Here are a few examples (for adult offenders who are 18 and over):
- If you’re sentenced to prison for more than 30 months, the sentence will never be spent. It’s the length of the original sentence that counts and not the time you spend in prison.
- If you go to prison for between 6 months and 30 months, it will take ten years before the sentence is spent.
- If you get a community service order, the sentence is spent in five years.
- If you’re given an absolute discharge (you may be guilty of the offence, but the court feels it wouldn’t be fair to punish you), it takes six months before the slate is wiped clean again.
Committing another offence while you’re waiting for the first sentence to be spent may extend the time it takes for you to be rehabilitated. After the sentence is spent and you’ve been rehabilitated, it will be as if you had not been charged and convicted. In most circumstances, you won’t have to reveal that you have a spent conviction. However, exceptions abound. Members of certain professions always have to reveal spent convictions: doctors, dentists, lawyers, accountants, teachers, probation officers, prison officers, vets, traffic wardens, and those working with children and vulnerable adults.

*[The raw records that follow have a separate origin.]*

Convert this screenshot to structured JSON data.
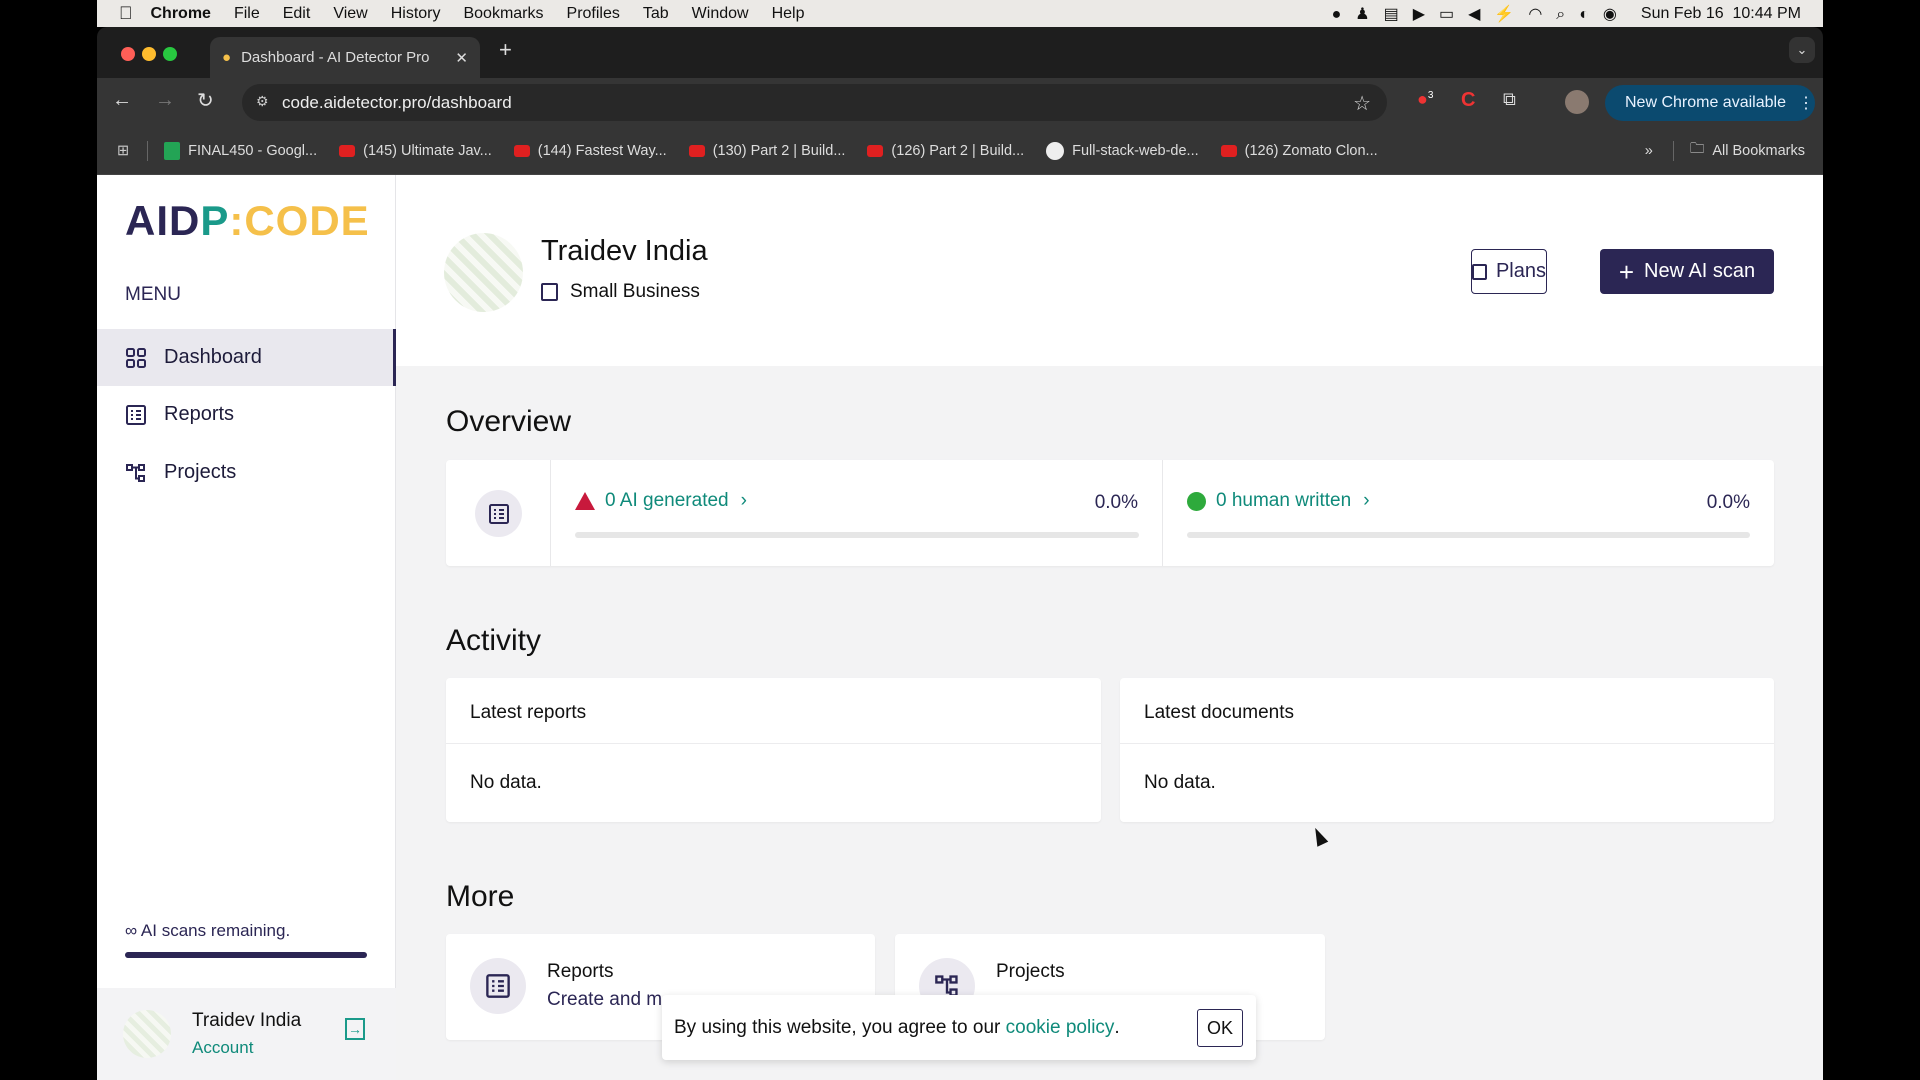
{
  "menubar": {
    "app": "Chrome",
    "items": [
      "File",
      "Edit",
      "View",
      "History",
      "Bookmarks",
      "Profiles",
      "Tab",
      "Window",
      "Help"
    ],
    "clock": "Sun Feb 16  10:44 PM"
  },
  "browser": {
    "tab_title": "Dashboard - AI Detector Pro",
    "url": "code.aidetector.pro/dashboard",
    "update_label": "New Chrome available",
    "extension_badge": "3",
    "bookmarks": [
      {
        "label": "FINAL450 - Googl...",
        "icon": "sheets-icon"
      },
      {
        "label": "(145) Ultimate Jav...",
        "icon": "youtube-icon"
      },
      {
        "label": "(144) Fastest Way...",
        "icon": "youtube-icon"
      },
      {
        "label": "(130) Part 2 | Build...",
        "icon": "youtube-icon"
      },
      {
        "label": "(126) Part 2 | Build...",
        "icon": "youtube-icon"
      },
      {
        "label": "Full-stack-web-de...",
        "icon": "github-icon"
      },
      {
        "label": "(126) Zomato Clon...",
        "icon": "youtube-icon"
      }
    ],
    "all_bookmarks": "All Bookmarks"
  },
  "sidebar": {
    "logo": "AIDP:CODE",
    "menu_label": "MENU",
    "items": [
      {
        "label": "Dashboard",
        "active": true
      },
      {
        "label": "Reports"
      },
      {
        "label": "Projects"
      }
    ],
    "scans_remaining": "∞ AI scans remaining.",
    "scans_fill": 1.0,
    "user": {
      "name": "Traidev India",
      "link": "Account"
    }
  },
  "header": {
    "org_name": "Traidev India",
    "plan": "Small Business",
    "plans_button": "Plans",
    "new_scan_button": "New AI scan"
  },
  "overview": {
    "title": "Overview",
    "ai": {
      "label": "0 AI generated",
      "percent": "0.0%",
      "fill": 0
    },
    "human": {
      "label": "0 human written",
      "percent": "0.0%",
      "fill": 0
    }
  },
  "activity": {
    "title": "Activity",
    "reports": {
      "title": "Latest reports",
      "empty": "No data."
    },
    "documents": {
      "title": "Latest documents",
      "empty": "No data."
    }
  },
  "more": {
    "title": "More",
    "reports": {
      "title": "Reports",
      "desc": "Create and m"
    },
    "projects": {
      "title": "Projects"
    }
  },
  "cookie": {
    "text": "By using this website, you agree to our ",
    "link": "cookie policy",
    "period": ".",
    "ok": "OK"
  },
  "colors": {
    "brand_navy": "#2b2654",
    "brand_teal": "#1a9a8a",
    "brand_yellow": "#f5c04a",
    "ai_red": "#c8193c",
    "human_green": "#2eaa3c"
  }
}
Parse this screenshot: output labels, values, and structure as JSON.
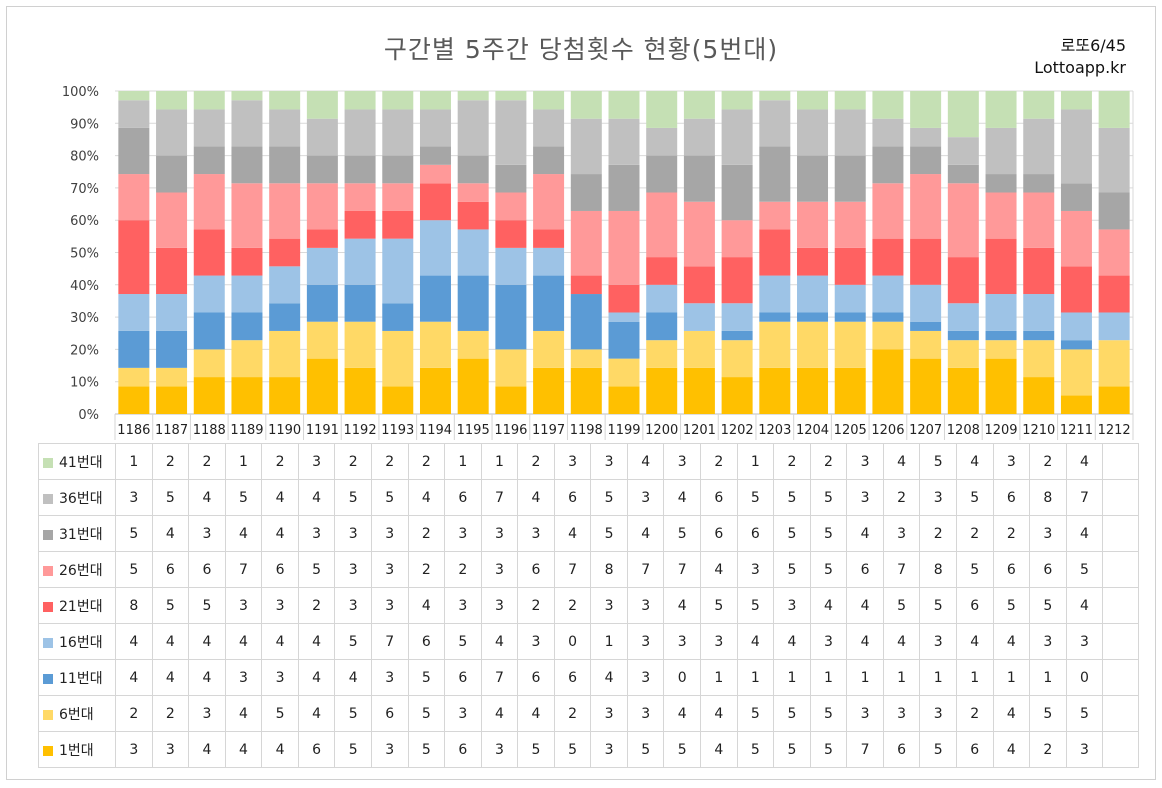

Discuss your own particular case with your solicitor. The Rehabilitation of Offenders Act 1974 doesn’t apply outside the UK, so you always have to reveal details when applying for jobs or visas in foreign countries.
Checking criminal records
The Criminal Records Bureau (CRB) keeps a database of all convictions, cautions, and warnings spent and unspent. Employers taking on employees and volunteers to work with children and vulnerable adults must check criminal records with the CRB. A standard disclosure from CRB reveals to the employer the applicant’s spent and unspent convictions and any police cautions or reprimands. If no criminal record exists, the Bureau will say so.
If the job means regular contact with children and being in sole charge of them, an enhanced disclosure provides the same details as the standard disclosure, but also adds any information from local police records, such as allegations made to the police by other people even if those weren’t followed up. The disclosures appear if someone is banned from working with children and if which an employer can request a detailed CRB check.